Sentindo-se acarinhado pelos seus leitores dizia: "Não me queixo de ser mal amado, como quase todos os autores portugueses: ursos mal lambidos. E acho que os meus colegas desta área também não se queixam, porque o público roda muito depressa. Chega aos 11, 12 anos, já passou. Mas até lá, quando são aplicados à leitura, gostam de ler e de reler. E depois temos sempre novas camadas. Os meus livros já foram lidos por várias gerações."
A sua intervenção cívica, literária e pedagógica foi intensa e rica. Escreveu para jornais, trabalhou na área da edição, foi chefe do Departamento de Programas Infantis da RTP e um pedagogo quer pelo impacto que as suas histórias tinham na leitura e no trabalho das escolas ao longo de gerações, quer na Fundação Calouste Gulbenkian, na Escola Superior de Teatro e Cinema ou através da escola infantil e básica que fundou, pioneira do Movimento da Escola Moderna. Teve também intervenção como dramaturgo, colaborando nomeadamente com o Teatro da Comuna. Também neste campo, os mais novos lhe devem carinho, através várias obras de teatro que fizeram as delícias dos mais pequenos.
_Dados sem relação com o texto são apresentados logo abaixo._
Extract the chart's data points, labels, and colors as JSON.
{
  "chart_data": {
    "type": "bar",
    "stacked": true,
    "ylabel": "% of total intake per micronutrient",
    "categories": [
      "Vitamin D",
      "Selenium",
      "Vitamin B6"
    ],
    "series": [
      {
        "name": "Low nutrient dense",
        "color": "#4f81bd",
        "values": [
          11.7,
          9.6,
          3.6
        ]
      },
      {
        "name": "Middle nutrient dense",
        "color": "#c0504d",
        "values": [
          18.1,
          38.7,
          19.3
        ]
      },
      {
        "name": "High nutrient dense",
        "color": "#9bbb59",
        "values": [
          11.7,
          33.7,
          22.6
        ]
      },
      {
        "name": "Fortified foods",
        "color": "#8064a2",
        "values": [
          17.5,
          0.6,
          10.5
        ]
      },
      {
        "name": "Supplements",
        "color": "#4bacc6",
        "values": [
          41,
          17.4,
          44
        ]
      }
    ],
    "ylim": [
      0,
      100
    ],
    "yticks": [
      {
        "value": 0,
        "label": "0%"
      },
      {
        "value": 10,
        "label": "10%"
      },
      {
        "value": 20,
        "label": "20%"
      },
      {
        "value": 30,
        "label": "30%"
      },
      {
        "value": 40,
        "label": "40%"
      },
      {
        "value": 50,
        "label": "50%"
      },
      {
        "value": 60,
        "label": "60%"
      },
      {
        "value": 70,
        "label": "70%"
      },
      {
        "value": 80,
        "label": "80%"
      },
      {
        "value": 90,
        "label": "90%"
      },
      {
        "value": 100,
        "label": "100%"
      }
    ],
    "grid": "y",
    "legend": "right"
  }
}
O sítio de Internet “História do Dia” (atualmente inativo) espelha a sua capacidade criativa. Com início em 2003, disponibilizava, diariamente uma história ilustrada, acompanhada de atividades e da possibilidade de ser ouvida pela voz do próprio escritor. Relativamente a este sítio e numa entrevista à revista “Palavras” da Associação de Professores de Português, António Torrado referiu: Quando me impliquei neste projeto, o que mais me encantou foi a oportunidade de ler em voz alta, de acompanhar o leitor ou os leitores que, pelo mundo, me têm ouvido ler. Muitas vezes, a criança rejeita ou embaraça-se com a leitura porque faz uma leitura silabada, o que prejudica, limita a interpretação da leitura. Faz uma leitura de adições: sílabas para formar palavras, palavras para formar frases, frases para formar sentidos, e não sente enquanto está a ler. Penso que o teatro, na escola, devia ser obrigatório.
O sítio foi, ao longo de anos, explorado por educadores e bibliotecas, em contextos de leitura ou de exploração e articulação pedagógica com outros conteúdos para os mais jovens.
Algumas dessas histórias podem ser encontradas no Blogue das Bibliotecas do Agrupamento de Arouca.
A sua vastíssima produção literária foi várias vezes distinguida com prémios e menções honrosas, tendo recebido em 1988 o Grande Prémio Calouste Gulbenkian de Literatura para crianças.